Evidently, the model demonstrates a high level of proficiency when applied to five polyp datasets, and we validated the effectiveness of the proposed three modules through ablation experiments. To evaluate our model’s performance, we compared it with nine SOTA segmentation networks. Table 2, Table 3, Table 4, Table 5, Table 6, Table 7 and Table 8 and Figure 7, Figure 8, Figure 9 and Figure 10 clearly demonstrate that our model achieves the best segmentation results on five small polyp target datasets, scoring high in both mDice and mIoU, indicating superior feature capture capability. Particularly in cross-dataset evaluations, our model outperforms the second-best MEGANet by 0.2% in mDice on the Kvasir-SEG dataset and surpasses UHA-Net and CSCA U-Net on the CVC-ClinicDB dataset. It also maintains strong performance in mIoU, trailing only slightly behind MEGANet. On the Endoscene dataset, compared to CFA-Net, the proposed model outperforms it in mIoU (0.829 vs. 0.827, +0.2%), while maintaining competitive mDice (0.895 vs. 0.893, +0.2%) and $F_{\beta }^w$ (0.878 vs. 0.875, +0.3%), and its MAE (0.007) is 0.1% lower than CFA-Net’s (0.008), highlighting its superior ability to capture polyp structural integrity and reduce prediction errors. On the CVC-ColonDB and ETIS-LaribPolypDB dataset, our proposed model achieves the best performance across key evaluation metrics—securing the highest mDice, mIoU, $F_{\beta }^w$, and $E_{\varphi }^{max}$, while maintaining competitive scores in $E_{\varphi }^{max}$ and $MAE$, demonstrating its superior ability to accurately segment polyps even on this challenging dataset. These results validate the algorithm’s robustness, stability, and generalization capability. The model’s strong generalisation under diverse endoscopic imaging conditions has been confirmed by consistent progress across multiple independent datasets.
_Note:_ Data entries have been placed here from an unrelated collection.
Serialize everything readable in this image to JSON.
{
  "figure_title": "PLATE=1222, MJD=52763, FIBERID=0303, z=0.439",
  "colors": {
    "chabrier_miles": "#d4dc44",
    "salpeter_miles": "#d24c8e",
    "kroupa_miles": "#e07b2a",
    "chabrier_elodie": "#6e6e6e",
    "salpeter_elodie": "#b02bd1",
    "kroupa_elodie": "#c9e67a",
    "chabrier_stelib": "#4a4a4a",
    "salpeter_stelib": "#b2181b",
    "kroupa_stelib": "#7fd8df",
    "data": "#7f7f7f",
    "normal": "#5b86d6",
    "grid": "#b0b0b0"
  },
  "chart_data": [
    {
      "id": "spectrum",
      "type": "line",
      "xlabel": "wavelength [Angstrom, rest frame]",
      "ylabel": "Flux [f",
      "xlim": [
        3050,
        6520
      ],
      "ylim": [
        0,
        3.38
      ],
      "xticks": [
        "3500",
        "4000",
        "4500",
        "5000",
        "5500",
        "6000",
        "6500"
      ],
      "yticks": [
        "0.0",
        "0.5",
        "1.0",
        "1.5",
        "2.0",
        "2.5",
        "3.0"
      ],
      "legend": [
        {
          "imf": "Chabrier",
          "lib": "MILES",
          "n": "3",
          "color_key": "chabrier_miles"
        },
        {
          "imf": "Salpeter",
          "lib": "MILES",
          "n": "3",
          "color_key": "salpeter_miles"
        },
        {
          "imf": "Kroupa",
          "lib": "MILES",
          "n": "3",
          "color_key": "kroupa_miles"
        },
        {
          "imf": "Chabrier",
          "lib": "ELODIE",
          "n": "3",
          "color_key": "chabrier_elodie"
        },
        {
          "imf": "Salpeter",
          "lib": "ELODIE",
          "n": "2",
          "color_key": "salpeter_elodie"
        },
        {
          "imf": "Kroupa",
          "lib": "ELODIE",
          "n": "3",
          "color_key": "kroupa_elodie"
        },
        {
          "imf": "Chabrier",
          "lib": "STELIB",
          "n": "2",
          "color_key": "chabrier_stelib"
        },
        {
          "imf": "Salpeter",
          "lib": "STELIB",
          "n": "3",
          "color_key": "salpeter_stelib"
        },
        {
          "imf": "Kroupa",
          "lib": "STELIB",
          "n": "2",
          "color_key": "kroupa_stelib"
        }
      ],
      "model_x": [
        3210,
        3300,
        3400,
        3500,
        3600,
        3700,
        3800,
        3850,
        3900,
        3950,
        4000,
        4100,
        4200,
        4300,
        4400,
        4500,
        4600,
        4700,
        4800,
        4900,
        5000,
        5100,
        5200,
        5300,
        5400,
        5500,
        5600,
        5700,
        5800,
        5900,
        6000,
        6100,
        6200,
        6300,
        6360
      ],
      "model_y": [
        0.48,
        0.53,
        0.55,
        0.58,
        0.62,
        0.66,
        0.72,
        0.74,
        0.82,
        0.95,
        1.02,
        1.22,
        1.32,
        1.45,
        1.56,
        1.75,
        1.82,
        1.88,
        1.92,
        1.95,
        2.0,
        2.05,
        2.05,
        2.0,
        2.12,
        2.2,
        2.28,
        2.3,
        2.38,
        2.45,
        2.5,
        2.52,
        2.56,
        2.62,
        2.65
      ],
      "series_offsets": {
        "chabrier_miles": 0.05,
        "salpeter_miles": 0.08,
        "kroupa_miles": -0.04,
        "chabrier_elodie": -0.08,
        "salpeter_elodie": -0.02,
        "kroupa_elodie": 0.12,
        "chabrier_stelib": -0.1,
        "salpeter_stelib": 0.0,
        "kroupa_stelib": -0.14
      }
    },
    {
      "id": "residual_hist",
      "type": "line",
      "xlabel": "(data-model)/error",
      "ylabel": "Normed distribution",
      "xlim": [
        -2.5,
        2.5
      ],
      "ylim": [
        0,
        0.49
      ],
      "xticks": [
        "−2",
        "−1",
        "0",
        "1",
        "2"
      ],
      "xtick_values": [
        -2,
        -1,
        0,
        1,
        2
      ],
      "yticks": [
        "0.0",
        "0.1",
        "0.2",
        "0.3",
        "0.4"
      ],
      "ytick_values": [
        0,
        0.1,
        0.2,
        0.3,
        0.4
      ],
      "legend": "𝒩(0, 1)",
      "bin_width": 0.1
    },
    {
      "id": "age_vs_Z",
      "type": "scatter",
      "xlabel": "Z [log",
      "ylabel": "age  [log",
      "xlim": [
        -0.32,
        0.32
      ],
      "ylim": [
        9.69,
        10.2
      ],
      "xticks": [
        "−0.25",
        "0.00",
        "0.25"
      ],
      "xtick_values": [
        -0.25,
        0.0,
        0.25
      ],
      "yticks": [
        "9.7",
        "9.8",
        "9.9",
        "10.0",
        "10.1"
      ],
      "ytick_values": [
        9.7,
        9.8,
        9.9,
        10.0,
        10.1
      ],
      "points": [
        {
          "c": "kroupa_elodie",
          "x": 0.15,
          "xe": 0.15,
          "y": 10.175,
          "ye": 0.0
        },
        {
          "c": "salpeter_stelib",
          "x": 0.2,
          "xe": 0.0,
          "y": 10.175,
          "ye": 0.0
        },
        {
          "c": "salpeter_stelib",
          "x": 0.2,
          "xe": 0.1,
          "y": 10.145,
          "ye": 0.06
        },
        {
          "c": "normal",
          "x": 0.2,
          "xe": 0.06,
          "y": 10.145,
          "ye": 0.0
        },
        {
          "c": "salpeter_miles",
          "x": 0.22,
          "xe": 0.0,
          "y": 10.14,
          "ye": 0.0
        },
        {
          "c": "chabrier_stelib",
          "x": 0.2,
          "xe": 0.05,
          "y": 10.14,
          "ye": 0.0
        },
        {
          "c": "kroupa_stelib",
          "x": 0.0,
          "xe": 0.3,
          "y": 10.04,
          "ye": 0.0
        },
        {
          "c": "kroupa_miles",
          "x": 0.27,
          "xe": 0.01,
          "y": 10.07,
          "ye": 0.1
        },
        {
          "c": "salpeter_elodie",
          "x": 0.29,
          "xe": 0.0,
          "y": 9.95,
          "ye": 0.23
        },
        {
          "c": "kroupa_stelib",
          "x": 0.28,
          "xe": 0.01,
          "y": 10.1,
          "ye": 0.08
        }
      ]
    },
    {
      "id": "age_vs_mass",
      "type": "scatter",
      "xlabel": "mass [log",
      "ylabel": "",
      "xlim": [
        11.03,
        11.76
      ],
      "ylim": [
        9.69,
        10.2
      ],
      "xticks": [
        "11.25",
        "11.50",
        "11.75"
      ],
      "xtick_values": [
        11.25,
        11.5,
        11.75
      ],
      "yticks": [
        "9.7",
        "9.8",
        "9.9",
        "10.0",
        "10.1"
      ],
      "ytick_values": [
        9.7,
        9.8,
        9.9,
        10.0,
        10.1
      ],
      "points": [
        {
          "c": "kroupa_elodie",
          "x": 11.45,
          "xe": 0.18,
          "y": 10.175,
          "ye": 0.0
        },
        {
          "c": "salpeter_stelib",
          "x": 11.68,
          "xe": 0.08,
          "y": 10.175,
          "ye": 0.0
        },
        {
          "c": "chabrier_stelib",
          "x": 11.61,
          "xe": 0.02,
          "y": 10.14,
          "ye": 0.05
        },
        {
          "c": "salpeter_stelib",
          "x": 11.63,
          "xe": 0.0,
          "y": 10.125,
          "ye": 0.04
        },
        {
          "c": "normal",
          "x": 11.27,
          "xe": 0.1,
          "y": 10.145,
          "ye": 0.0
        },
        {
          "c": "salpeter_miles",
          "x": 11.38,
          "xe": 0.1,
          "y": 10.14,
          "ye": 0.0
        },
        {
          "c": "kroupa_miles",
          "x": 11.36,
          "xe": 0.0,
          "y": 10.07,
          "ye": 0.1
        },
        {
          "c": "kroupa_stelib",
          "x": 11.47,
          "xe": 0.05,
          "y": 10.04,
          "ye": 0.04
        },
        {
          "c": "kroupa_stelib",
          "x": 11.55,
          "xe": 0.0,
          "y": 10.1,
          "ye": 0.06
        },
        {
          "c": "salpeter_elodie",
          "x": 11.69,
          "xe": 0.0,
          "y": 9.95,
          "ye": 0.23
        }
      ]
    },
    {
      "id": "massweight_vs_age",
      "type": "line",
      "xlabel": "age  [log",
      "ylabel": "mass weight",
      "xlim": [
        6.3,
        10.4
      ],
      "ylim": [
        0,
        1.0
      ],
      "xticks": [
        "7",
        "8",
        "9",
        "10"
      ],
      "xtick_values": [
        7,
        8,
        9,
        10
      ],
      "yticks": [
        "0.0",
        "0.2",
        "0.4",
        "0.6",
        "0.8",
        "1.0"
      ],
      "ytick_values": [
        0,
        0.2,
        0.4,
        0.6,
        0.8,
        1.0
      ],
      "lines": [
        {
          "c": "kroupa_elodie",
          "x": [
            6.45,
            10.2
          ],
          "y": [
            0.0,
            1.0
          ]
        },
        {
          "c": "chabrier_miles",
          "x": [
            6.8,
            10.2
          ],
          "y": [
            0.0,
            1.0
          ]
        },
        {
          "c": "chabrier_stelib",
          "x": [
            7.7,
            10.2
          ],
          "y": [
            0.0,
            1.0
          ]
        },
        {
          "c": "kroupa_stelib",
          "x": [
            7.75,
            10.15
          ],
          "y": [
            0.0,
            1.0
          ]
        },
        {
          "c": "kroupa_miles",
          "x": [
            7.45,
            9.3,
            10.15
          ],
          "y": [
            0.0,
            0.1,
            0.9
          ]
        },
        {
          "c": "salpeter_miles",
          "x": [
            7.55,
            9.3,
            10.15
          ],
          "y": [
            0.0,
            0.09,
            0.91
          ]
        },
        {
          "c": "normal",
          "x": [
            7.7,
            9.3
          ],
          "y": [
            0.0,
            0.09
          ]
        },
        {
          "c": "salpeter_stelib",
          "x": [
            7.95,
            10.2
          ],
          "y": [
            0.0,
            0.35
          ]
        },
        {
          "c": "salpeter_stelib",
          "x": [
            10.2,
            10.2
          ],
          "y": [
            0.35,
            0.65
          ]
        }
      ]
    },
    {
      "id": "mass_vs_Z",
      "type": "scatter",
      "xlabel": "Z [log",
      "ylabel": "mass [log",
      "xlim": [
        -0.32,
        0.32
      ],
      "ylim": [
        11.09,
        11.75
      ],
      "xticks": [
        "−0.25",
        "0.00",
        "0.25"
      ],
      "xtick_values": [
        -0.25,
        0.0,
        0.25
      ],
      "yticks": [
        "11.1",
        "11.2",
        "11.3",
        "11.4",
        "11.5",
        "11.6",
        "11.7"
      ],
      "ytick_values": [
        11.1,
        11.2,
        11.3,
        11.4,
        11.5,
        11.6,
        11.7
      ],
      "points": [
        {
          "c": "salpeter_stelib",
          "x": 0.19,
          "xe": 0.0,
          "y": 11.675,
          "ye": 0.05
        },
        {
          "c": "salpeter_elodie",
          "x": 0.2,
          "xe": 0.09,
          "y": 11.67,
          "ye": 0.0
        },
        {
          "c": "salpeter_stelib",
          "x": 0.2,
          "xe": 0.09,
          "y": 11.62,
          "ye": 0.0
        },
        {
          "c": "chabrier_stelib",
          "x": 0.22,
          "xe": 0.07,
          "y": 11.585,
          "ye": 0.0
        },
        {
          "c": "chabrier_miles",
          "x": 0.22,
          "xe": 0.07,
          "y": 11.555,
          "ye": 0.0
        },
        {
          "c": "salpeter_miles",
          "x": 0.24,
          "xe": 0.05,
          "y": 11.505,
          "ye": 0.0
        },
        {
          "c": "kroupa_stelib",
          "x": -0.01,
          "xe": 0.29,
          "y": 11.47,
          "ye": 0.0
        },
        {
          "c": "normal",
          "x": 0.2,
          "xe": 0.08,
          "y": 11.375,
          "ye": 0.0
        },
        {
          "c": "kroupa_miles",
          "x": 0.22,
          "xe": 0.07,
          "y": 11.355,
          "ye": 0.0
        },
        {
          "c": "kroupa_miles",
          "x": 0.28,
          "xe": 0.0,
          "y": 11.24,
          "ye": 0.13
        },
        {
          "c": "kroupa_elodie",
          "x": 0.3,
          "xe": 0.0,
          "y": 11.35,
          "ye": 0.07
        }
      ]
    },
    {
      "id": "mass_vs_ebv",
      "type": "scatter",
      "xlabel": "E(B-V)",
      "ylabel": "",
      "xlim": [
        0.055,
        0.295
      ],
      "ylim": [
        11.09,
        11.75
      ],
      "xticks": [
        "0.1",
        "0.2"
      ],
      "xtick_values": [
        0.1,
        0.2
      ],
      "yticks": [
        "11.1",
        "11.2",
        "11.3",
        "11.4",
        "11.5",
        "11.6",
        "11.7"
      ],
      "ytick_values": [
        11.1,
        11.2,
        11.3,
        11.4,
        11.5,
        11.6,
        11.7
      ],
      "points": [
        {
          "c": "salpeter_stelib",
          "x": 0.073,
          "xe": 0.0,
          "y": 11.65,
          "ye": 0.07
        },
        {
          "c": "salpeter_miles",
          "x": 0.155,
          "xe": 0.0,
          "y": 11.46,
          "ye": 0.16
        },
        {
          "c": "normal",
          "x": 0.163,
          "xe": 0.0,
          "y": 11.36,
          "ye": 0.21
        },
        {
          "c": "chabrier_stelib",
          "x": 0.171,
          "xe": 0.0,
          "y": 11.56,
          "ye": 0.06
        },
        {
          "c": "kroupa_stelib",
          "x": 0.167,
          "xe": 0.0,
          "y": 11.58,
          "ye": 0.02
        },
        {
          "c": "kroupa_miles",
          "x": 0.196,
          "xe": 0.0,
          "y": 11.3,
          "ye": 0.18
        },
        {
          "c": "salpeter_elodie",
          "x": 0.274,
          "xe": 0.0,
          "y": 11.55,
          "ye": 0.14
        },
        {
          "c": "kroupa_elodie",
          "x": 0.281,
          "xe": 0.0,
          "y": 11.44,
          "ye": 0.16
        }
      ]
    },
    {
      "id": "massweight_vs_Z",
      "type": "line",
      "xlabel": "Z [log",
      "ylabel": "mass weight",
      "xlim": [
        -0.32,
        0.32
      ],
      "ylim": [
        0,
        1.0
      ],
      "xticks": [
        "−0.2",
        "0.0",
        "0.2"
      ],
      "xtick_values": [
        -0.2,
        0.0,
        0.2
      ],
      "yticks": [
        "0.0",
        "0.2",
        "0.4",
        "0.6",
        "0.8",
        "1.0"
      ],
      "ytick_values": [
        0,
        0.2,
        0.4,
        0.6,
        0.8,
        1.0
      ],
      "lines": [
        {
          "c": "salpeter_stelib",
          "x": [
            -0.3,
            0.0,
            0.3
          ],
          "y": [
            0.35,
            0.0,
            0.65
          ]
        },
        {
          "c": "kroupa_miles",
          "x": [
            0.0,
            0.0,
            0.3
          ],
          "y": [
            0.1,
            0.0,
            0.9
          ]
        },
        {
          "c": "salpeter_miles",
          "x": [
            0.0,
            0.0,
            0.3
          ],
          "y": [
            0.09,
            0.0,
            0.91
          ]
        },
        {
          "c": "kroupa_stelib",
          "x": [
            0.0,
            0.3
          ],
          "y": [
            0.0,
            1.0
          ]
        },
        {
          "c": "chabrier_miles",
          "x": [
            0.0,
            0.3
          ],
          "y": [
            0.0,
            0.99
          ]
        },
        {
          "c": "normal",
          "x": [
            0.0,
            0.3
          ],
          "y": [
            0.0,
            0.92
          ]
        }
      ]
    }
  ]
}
In summary, our proposed model has yielded satisfactory segmentation outcomes for small polyps, but it is imperative to acknowledge that the method still has shortcomings when dealing with complex and challenging samples. From the third row of Figure 8 and the fourth row of Figure 9, it can be seen that there is still significant room for improvement in segmentation accuracy between our method and SOTA segmentation methods. However, in terms of overall comparison, the segmentation results of the proposed model are the closest alignment with the ground truth.

5.2. Conclusions

In this paper, we propose a model that differs from other polyp segmentation methods. Utilizing PVTv2 as the backbone architecture, we integrate a Multiscale Attention module in initial encoder phases to enhance the receptive field for lower-layer feature discernment, and introduce an Improved Reverse Attention module to address the segmentation of polyp edges. We conducted ablation and comparative experiments on five small polyp target datasets, all achieving promising results, demonstrating the performance of our model in polyp segmentation tasks.